Last week, workers represented by the Alberta Union of Provincial Employees (AUPE) at the Points West Living (PWL) senior centre in Cold Lake were set to strike. The employer had also served lockout notice.
PWL is one of the most profitable and fastest growing seniors care providers in Alberta. PWL receives public funding to provide seniors’ care. Worker pay is poor so turnover is high. AUPE has a website with more info about PWL.
Bad working conditions are the (intended) outcome of Alberta’s private-care system, set up by the former Conservative government. As former AUPE organizer Trevor Zimmerman explains it:
…the PCs created a funding system that incentivizes employers to reduce wages by not tying adequate strings to funding handed over for care. They do have to hire staff, but are not required to pay them with 100% of the funds given. They can use surplus funds generated by underpaying staff for fancy renovations, executive bonuses, or pure profit. This means most private care workers – especially the non-union ones – are getting screwed by this system.
AUPE has a long-running campaign to organize workers in these facilities and improve wages and working conditions such that workers in private-sector operations are treated the same as workers in the public sector.

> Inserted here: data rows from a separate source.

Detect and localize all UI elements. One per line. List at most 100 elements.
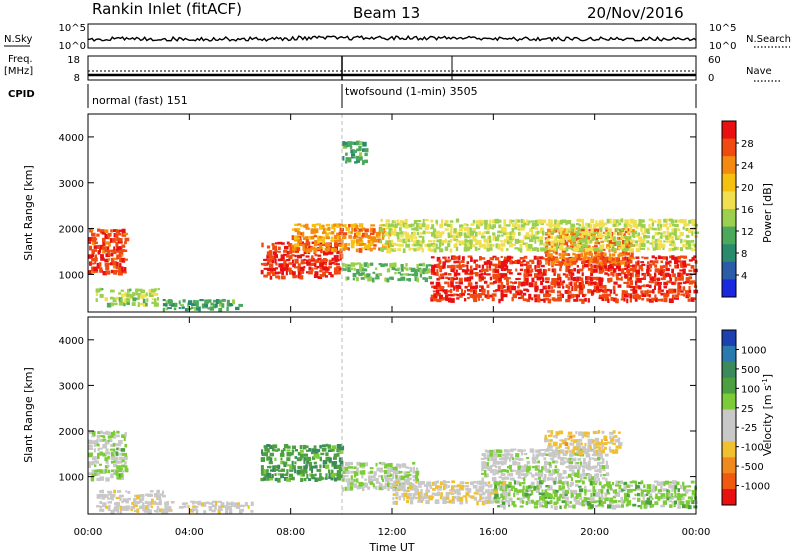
vel-data-cell xyxy=(606,497,609,500)
power-data-cell xyxy=(646,272,651,277)
power-data-cell xyxy=(492,224,496,229)
power-data-cell xyxy=(497,272,503,278)
vel-data-cell xyxy=(93,443,96,447)
power-data-cell xyxy=(545,290,549,294)
power-data-cell xyxy=(543,293,548,298)
power-data-cell xyxy=(618,247,621,250)
power-data-cell xyxy=(666,231,670,236)
vel-data-cell xyxy=(603,484,609,487)
vel-data-cell xyxy=(201,502,205,507)
vel-data-cell xyxy=(387,463,391,467)
vel-data-cell xyxy=(214,505,217,511)
vel-data-cell xyxy=(130,505,136,510)
power-data-cell xyxy=(275,271,280,275)
power-data-cell xyxy=(536,222,539,226)
power-data-cell xyxy=(359,263,363,268)
vel-data-cell xyxy=(571,465,574,470)
vel-data-cell xyxy=(266,448,270,453)
power-data-cell xyxy=(441,242,444,246)
power-data-cell xyxy=(416,243,422,247)
power-data-cell xyxy=(504,289,509,293)
vel-data-cell xyxy=(556,481,561,484)
vel-data-cell xyxy=(524,492,529,497)
vel-data-cell xyxy=(690,497,693,502)
vel-data-cell xyxy=(322,444,327,448)
vel-data-cell xyxy=(375,462,378,467)
power-data-cell xyxy=(562,280,565,284)
power-data-cell xyxy=(492,276,496,280)
vel-data-cell xyxy=(603,446,607,450)
vel-data-cell xyxy=(413,466,415,471)
power-data-cell xyxy=(387,240,390,246)
power-data-cell xyxy=(564,241,569,246)
power-data-cell xyxy=(531,222,536,227)
vel-data-cell xyxy=(260,477,264,482)
vel-data-cell xyxy=(451,499,455,504)
power-data-cell xyxy=(472,235,477,241)
vel-data-cell xyxy=(561,481,566,485)
vel-data-cell xyxy=(384,463,389,467)
vel-data-cell xyxy=(483,465,489,470)
vel-data-cell xyxy=(674,495,678,499)
power-data-cell xyxy=(104,246,108,249)
vel-data-cell xyxy=(548,452,553,457)
vel-data-cell xyxy=(456,496,460,501)
power-data-cell xyxy=(671,235,674,241)
vel-data-cell xyxy=(495,452,499,458)
power-data-cell xyxy=(422,268,426,273)
vel-data-cell xyxy=(409,467,413,471)
power-data-cell xyxy=(550,240,554,245)
power-cbar-tick-label: 28 xyxy=(741,139,754,150)
vel-data-cell xyxy=(269,457,273,462)
power-data-cell xyxy=(484,223,489,228)
power-data-cell xyxy=(640,223,644,228)
power-data-cell xyxy=(112,261,117,266)
power-data-cell xyxy=(551,265,554,268)
vel-data-cell xyxy=(531,456,537,461)
power-data-cell xyxy=(578,268,584,272)
power-data-cell xyxy=(654,227,657,231)
vel-data-cell xyxy=(530,484,534,488)
power-data-cell xyxy=(116,261,119,267)
power-data-cell xyxy=(627,231,630,235)
power-data-cell xyxy=(350,262,356,267)
power-data-cell xyxy=(402,238,407,244)
power-data-cell xyxy=(458,240,462,244)
vel-data-cell xyxy=(410,488,413,491)
power-data-cell xyxy=(672,273,676,278)
vel-data-cell xyxy=(283,444,289,448)
power-data-cell xyxy=(628,235,631,239)
vel-data-cell xyxy=(398,463,402,469)
power-data-cell xyxy=(498,219,502,223)
power-data-cell xyxy=(604,232,610,235)
vel-data-cell xyxy=(539,496,543,501)
power-data-cell xyxy=(286,251,290,255)
power-data-cell xyxy=(550,219,553,225)
power-data-cell xyxy=(674,297,679,300)
power-data-cell xyxy=(436,269,439,273)
power-data-cell xyxy=(629,267,634,272)
power-data-cell xyxy=(561,260,566,265)
vel-data-cell xyxy=(503,488,508,494)
power-data-cell xyxy=(548,293,552,297)
vel-data-cell xyxy=(225,508,229,514)
power-data-cell xyxy=(545,238,550,242)
vel-data-cell xyxy=(679,493,684,498)
power-data-cell xyxy=(204,302,209,307)
vel-data-cell xyxy=(677,501,681,505)
power-data-cell xyxy=(512,281,515,285)
power-data-cell xyxy=(500,255,503,258)
power-data-cell xyxy=(651,235,655,240)
vel-data-cell xyxy=(557,452,561,458)
power-data-cell xyxy=(358,236,363,242)
vel-data-cell xyxy=(640,480,644,484)
vel-data-cell xyxy=(119,505,123,511)
power-data-cell xyxy=(360,272,365,276)
vel-data-cell xyxy=(498,469,503,473)
vel-data-cell xyxy=(570,496,573,499)
power-data-cell xyxy=(419,227,423,230)
power-data-cell xyxy=(438,294,443,299)
power-data-cell xyxy=(642,284,646,288)
power-data-cell xyxy=(384,277,389,282)
power-data-cell xyxy=(570,228,574,232)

As the work stoppage approached, the government quietly appointed a Disputes Inquiry Board (DIB). A DIB is a process whereby pending work stoppages are placed in abeyance for a period of time and a mediator is appointed. If there is no settlement, there is a tedious process of recommendations and votes before a strike or lockout can commence. This DIB was requested by the employer
Basically a DIB is a delaying tactic—it puts off a work stoppage. Delay in a work stoppage typically benefits the employer more than the workers. It allows the employer additional time to procure scab labour, stockpile materials, target union supporters, and take other steps that minimize the effectiveness of the strike.
As Zimmerman points out, the Tories used to dress up a DIB by wringing their hands about “patient safety” and other bogey-men. This is obvious hokum. Strikes are not sudden events and employers have lots of time to prepare. PWL has a security firm at the ready and scabs being trained in Vegreville, so they are ready for a strike.

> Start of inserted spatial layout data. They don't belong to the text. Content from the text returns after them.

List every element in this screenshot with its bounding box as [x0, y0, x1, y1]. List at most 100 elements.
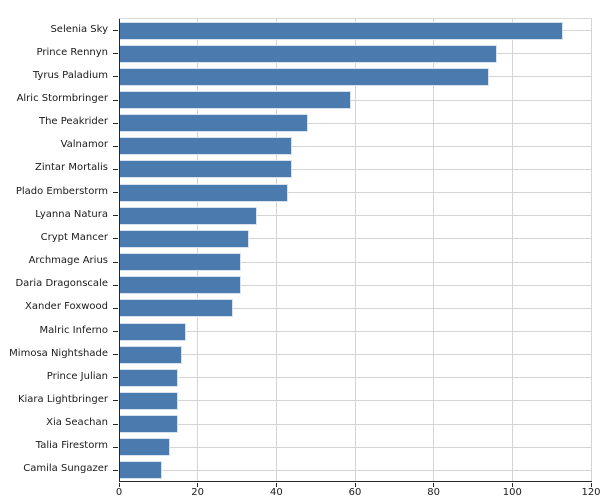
bar: [119, 415, 178, 434]
x-tick-mark: [433, 483, 435, 487]
y-axis-label: Kiara Lightbringer: [17, 393, 108, 405]
grid-line-horizontal: [119, 122, 591, 124]
y-tick-mark: [113, 446, 118, 448]
grid-line-vertical: [433, 19, 435, 482]
y-axis-label: Talia Firestorm: [35, 440, 108, 452]
x-axis-tick-label: 120: [581, 487, 601, 498]
y-axis-label: Xander Foxwood: [25, 301, 108, 313]
y-tick-mark: [113, 377, 118, 379]
y-tick-mark: [113, 261, 118, 263]
y-tick-mark: [113, 99, 118, 101]
x-tick-mark: [354, 483, 356, 487]
grid-line-horizontal: [119, 423, 591, 425]
y-tick-mark: [113, 145, 118, 147]
y-axis-label: Malric Inferno: [39, 324, 108, 336]
y-tick-mark: [113, 168, 118, 170]
x-tick-mark: [590, 483, 592, 487]
y-axis-label: Camila Sungazer: [23, 463, 108, 475]
grid-line-horizontal: [119, 354, 591, 356]
y-tick-mark: [113, 331, 118, 333]
y-axis-label: Valnamor: [60, 139, 108, 151]
y-tick-mark: [113, 76, 118, 78]
bar: [119, 114, 308, 133]
bar: [119, 21, 564, 40]
bar: [119, 322, 186, 341]
grid-line-vertical: [511, 19, 513, 482]
bar: [119, 160, 293, 179]
bar: [119, 253, 241, 272]
y-axis-label: Archmage Arius: [28, 255, 108, 267]
grid-line-horizontal: [119, 99, 591, 101]
grid-line-horizontal: [119, 400, 591, 402]
y-axis-label: Prince Julian: [46, 370, 108, 382]
grid-line-horizontal: [119, 284, 591, 286]
x-axis-spine: [119, 481, 592, 482]
y-tick-mark: [113, 284, 118, 286]
y-axis-label: Plado Emberstorm: [15, 185, 108, 197]
bar: [119, 299, 234, 318]
bar: [119, 44, 497, 63]
y-axis-label: Tyrus Paladium: [32, 69, 108, 81]
y-axis-label: The Peakrider: [38, 116, 108, 128]
grid-line-horizontal: [119, 168, 591, 170]
y-tick-mark: [113, 400, 118, 402]
grid-line-horizontal: [119, 261, 591, 263]
y-tick-mark: [113, 238, 118, 240]
y-tick-mark: [113, 469, 118, 471]
y-tick-mark: [113, 354, 118, 356]
grid-line-vertical: [354, 19, 356, 482]
y-tick-mark: [113, 122, 118, 124]
grid-line-vertical: [590, 19, 592, 482]
y-axis-label: Prince Rennyn: [36, 46, 109, 58]
bar: [119, 276, 241, 295]
y-axis-label: Lyanna Natura: [35, 208, 108, 220]
y-axis-spine: [119, 19, 120, 482]
bar: [119, 461, 163, 480]
y-axis-label: Zintar Mortalis: [35, 162, 108, 174]
bar: [119, 206, 257, 225]
y-tick-mark: [113, 307, 118, 309]
y-tick-mark: [113, 423, 118, 425]
y-axis-label: Xia Seachan: [46, 417, 108, 429]
x-tick-mark: [275, 483, 277, 487]
y-axis-label: Crypt Mancer: [40, 231, 108, 243]
grid-line-horizontal: [119, 307, 591, 309]
y-tick-mark: [113, 53, 118, 55]
x-axis-tick-label: 100: [502, 487, 522, 498]
bar: [119, 137, 293, 156]
x-tick-mark: [511, 483, 513, 487]
grid-line-horizontal: [119, 331, 591, 333]
x-axis-tick-label: 40: [269, 487, 283, 498]
y-axis-label: Selenia Sky: [50, 23, 108, 35]
grid-line-vertical: [197, 19, 199, 482]
x-tick-mark: [118, 483, 120, 487]
grid-line-horizontal: [119, 145, 591, 147]
grid-line-horizontal: [119, 469, 591, 471]
x-axis-tick-label: 60: [348, 487, 362, 498]
bar: [119, 391, 178, 410]
y-axis-label: Alric Stormbringer: [16, 93, 108, 105]
x-tick-mark: [197, 483, 199, 487]
bar: [119, 67, 489, 86]
grid-line-horizontal: [119, 192, 591, 194]
bar: [119, 183, 289, 202]
grid-line-horizontal: [119, 238, 591, 240]
plot-area: [113, 18, 592, 487]
bar: [119, 229, 249, 248]
y-axis-label: Mimosa Nightshade: [9, 347, 108, 359]
x-axis-tick-label: 80: [427, 487, 441, 498]
grid-line-horizontal: [119, 446, 591, 448]
bar: [119, 438, 171, 457]
y-axis-label: Daria Dragonscale: [15, 278, 108, 290]
bar: [119, 368, 178, 387]
x-axis-tick-label: 0: [115, 487, 123, 498]
y-tick-mark: [113, 215, 118, 217]
grid-line-vertical: [275, 19, 277, 482]
grid-line-horizontal: [119, 215, 591, 217]
x-axis-tick-label: 20: [191, 487, 205, 498]
bar: [119, 345, 182, 364]
bar: [119, 91, 352, 110]
y-tick-mark: [113, 192, 118, 194]
grid-line-horizontal: [119, 377, 591, 379]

Indeed, if there was a serious safety threat, the government could use its powers under the Labour Relations Code to send the matter binding in arbitration (called a Public Emergency Tribunal). Interestingly, the NDP made no public announcement whatsoever about the DIB. Not surprisingly, AUPE was pissed off:
“The NDP government is allowing the employer to prepare scab labour, private security and put other provisions in place enabling the company to avoid dealing with this situation directly,” said AUPE vice-president Mike Dempsey. “The province has rescued the employer and left residents and the workers who care for them in limbo.”

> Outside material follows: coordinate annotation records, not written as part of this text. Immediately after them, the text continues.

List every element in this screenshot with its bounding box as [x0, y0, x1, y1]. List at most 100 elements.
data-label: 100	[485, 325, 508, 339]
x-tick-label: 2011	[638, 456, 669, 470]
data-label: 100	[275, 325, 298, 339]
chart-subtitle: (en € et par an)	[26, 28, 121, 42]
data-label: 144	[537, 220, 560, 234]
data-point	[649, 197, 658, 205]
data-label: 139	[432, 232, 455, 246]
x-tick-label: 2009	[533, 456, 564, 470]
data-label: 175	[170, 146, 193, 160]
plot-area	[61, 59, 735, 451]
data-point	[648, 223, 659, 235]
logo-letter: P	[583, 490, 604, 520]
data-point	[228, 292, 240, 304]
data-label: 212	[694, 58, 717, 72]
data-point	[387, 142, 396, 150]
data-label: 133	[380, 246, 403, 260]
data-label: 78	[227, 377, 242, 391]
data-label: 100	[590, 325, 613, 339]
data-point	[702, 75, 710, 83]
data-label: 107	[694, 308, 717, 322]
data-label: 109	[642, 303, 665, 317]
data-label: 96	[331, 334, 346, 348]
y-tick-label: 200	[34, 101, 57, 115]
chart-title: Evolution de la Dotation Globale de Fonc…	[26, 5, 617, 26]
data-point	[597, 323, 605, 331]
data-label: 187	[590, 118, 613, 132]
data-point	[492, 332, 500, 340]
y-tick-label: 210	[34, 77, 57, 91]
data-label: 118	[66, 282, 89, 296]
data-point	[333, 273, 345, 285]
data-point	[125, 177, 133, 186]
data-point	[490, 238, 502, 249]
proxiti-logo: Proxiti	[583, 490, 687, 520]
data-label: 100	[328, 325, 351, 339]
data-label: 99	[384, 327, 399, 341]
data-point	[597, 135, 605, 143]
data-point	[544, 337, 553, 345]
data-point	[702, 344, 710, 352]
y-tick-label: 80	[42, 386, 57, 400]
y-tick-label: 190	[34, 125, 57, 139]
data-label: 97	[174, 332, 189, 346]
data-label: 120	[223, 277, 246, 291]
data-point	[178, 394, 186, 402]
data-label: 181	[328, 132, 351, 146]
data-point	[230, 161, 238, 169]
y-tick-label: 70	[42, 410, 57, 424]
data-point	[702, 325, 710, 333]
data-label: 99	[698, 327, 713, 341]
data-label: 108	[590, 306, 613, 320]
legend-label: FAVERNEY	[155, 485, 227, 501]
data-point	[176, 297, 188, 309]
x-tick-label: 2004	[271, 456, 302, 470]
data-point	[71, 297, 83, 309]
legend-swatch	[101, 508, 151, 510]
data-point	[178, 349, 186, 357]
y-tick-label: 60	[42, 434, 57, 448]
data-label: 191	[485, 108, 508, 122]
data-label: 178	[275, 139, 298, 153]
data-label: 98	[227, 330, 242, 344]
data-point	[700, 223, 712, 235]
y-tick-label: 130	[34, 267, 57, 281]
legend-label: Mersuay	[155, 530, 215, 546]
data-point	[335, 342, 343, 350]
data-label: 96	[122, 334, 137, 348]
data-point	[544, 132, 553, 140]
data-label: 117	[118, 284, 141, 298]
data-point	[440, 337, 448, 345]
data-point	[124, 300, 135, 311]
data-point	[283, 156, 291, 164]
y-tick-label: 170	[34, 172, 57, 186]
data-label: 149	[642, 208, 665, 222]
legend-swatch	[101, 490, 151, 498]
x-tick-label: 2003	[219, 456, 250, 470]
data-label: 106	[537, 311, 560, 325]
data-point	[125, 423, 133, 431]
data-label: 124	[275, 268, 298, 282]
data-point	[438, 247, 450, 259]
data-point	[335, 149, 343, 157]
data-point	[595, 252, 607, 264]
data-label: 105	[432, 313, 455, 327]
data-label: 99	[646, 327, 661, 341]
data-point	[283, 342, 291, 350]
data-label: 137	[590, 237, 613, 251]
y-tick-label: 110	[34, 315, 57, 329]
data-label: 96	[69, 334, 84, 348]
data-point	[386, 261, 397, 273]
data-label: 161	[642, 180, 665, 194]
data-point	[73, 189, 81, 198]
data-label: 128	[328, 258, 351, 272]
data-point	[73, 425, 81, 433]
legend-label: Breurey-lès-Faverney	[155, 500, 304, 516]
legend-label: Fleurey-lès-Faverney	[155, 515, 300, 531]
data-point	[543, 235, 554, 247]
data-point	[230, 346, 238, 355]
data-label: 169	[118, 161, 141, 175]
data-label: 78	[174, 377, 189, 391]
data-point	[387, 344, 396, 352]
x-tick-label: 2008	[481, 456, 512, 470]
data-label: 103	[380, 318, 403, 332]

There are also many NDP activists in the labour movement who are quite upset at what they view as a betrayal. Not everyone is jumping on the government. For example, the Alberta Federation of Labour (AFL) has been conspicuously quiet (at least in public) on the issue (AUPE is not part of the AFL).
The real question here is why did the government intervene, instead of letting the strike or lockout occur? A strike or lockout is how collective bargaining impasse is broken and restricting the right to strike (through senseless delay) runs contrary to the spirit (although probably not the strict interpretation) of the Supreme Court’s decision in Saskatchewan Federation of Labour v Saskatchewan.
The best theory I have heard is that the government has chosen one day of bad press (wherein some unionists complain about being betrayed in a complicated way and ambiguous circumstances) over a long-running story about seniors being held hostage by a strike (with the opposition pounding the NDP about doing nothing about it because they are all putatively buddy-buddy with labour).
I’ve heard other, more entertaining explanations, including that this is some kind of “false flag” event (wherein AUPE looks tough on PWL without having to strike and the NDP look tough on labour without having to really do anything). That sounds pretty improbable to me, but who knows?
The real question will be how this shakes out during the DIB process. If the parties don’t resolve the impasse, then the government gets the nasty strike headlines during the fall sitting pus it just pissed off a bunch of supporters. That said, whether either of those things really matters by the time the next election rolls around is a good question.
And that may be the real political calculus. It is not like labour has anywhere to go for the next election (except staying home) and the public’s memory about a strike is likely to be short. So avoiding the work stoppage on the chance that the DIB will resolve the matter (and, if not, at least it gives the government a “well, we tried” sound bite) may be the best play available to them.